Saturday, November 29, 2008

Essais 1, Ch 1

Chapitre 1

Par divers moyens on arrive à pareille fin

LA plus commune façon d'amollir les coeurs de ceux qu'on a offensés, lors qu'ayant la vengeance en main, ils nous tiennent à leur merci, c'est de les émouvoir par soumission, à commisération et à pitié : Toutefois la braverie, la constance, et la résolution, moyens tous contraires, ont quelquesfois servi à ce même effet.

Edouard Prince de Galles, celui qui régenta si long temps notre Guyenne : personnage duquel les conditions et la fortune ont beaucoup de notables parties de grandeur ; ayant été bien fort offensé par les Limosins, et prenant leur ville par force, ne peut être arrêté par les cris du peuple, et des femmes, et enfants abandonnés à la boucherie, lut criant merci, et se jettant à ses pieds : jusqu'à ce que passant toujours outre dans la ville, il apperçut trois gentils-hommes Français, qui d'une hardiesse incroyable soutenaient seuls l'effort de son armée victorieuse. La considération et le respect d'une si notable vertu, reboucha premièrement la pointe de sa colère : et commença par ces trois, à faire miséricorde à tous les autres habitants de la ville.

Scanderberch, Prince de l'Epire, suivant un soldat des siens pour le tuer, et ce soldat ayant essayé par toute espèce d'humilité et de supplication de l'appaiser, se résolut à toute extrémité de l'attendre l'ééee au poing : cette sienne résolution arrêta sus bout la furie de son maître, qui pour lui avoir vu prendre un si honorable parti, le reçut en grâce. Cet exemple pourra souffrir autre interprétation de ceux, qui n'auront lu la prodigieuse force et vaillance de ce Prince là.
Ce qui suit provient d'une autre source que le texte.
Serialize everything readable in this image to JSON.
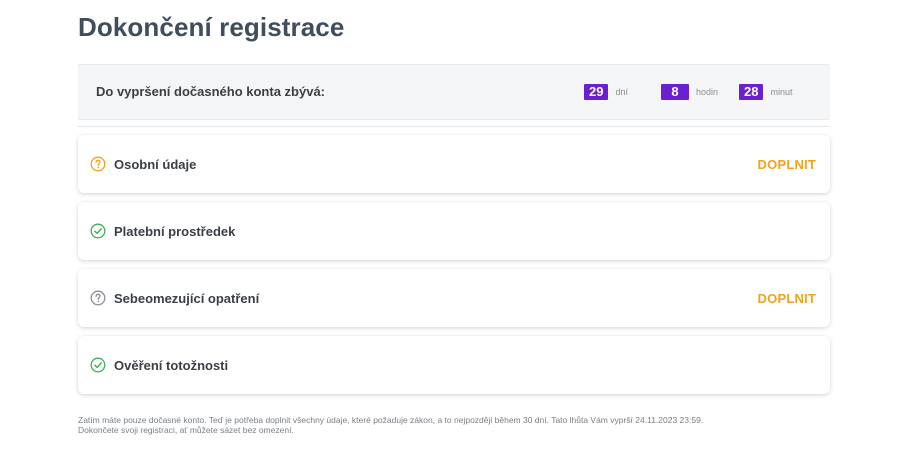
{
  "page": {
    "title": "Dokončení registrace"
  },
  "countdown": {
    "label": "Do vypršení dočasného konta zbývá:",
    "days_value": "29",
    "days_unit": "dní",
    "hours_value": "8",
    "hours_unit": "hodin",
    "minutes_value": "28",
    "minutes_unit": "minut",
    "badge_color": "#6a1fd0"
  },
  "steps": [
    {
      "label": "Osobní údaje",
      "status": "incomplete",
      "icon": "question-circle-icon",
      "icon_color": "#f2a21d",
      "action": "DOPLNIT"
    },
    {
      "label": "Platební prostředek",
      "status": "complete",
      "icon": "check-circle-icon",
      "icon_color": "#3fae5a",
      "action": ""
    },
    {
      "label": "Sebeomezující opatření",
      "status": "pending",
      "icon": "question-circle-icon",
      "icon_color": "#8a8f96",
      "action": "DOPLNIT"
    },
    {
      "label": "Ověření totožnosti",
      "status": "complete",
      "icon": "check-circle-icon",
      "icon_color": "#3fae5a",
      "action": ""
    }
  ],
  "colors": {
    "action": "#f2a21d",
    "title": "#3f4d5c"
  },
  "footer": {
    "line1": "Zatím máte pouze dočasné konto. Teď je potřeba doplnit všechny údaje, které požaduje zákon, a to nejpozději během 30 dní. Tato lhůta Vám vyprší 24.11.2023 23:59.",
    "line2": "Dokončete svoji registraci, ať můžete sázet bez omezení."
  }
}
L'Empereur Conrad troisième, ayant assiegé Guelphe Duc de Bavières, ne voulut condescendre à plus douces conditions, quelques viles et lâches satisfactions qu'on lui offrît, que de permettre seulement aux gentils-femmes qui estaient assiègées avec le Duc, de sortir leur honneur sauve, à pied, avec ce qu'elles pourraient emporter sur elles. Elles d'un coeur magnanime, s'avisèrent de charger sur leurs épaules leurs maris, leurs enfans, et le Duc même. L'Empereur prit si grand plaisir à voir la gentillesse de leur courage, qu'il en pleura d'aise, et amortit toute cette aigreur d'inimitié mortelle et capitale qu'il avoit portée contre ce Duc : et dès lors en avant traita humainement lui et les siens. L'un et l'autre de ces deux moyens m'emporterait aisément : car j'ai une merveilleuse lâcheté vers la miséricorde et mansuétude : Tant y a, qu'à mon avis, je serais pour me rendre plus naturellement à la compassion, qu'à l'estimation. Si est la pitié passion vicieuse aux Stoiques : Ils veulent qu'on secoure les affligés, mais non pas qu'on fléchisse et compatisse avec eux.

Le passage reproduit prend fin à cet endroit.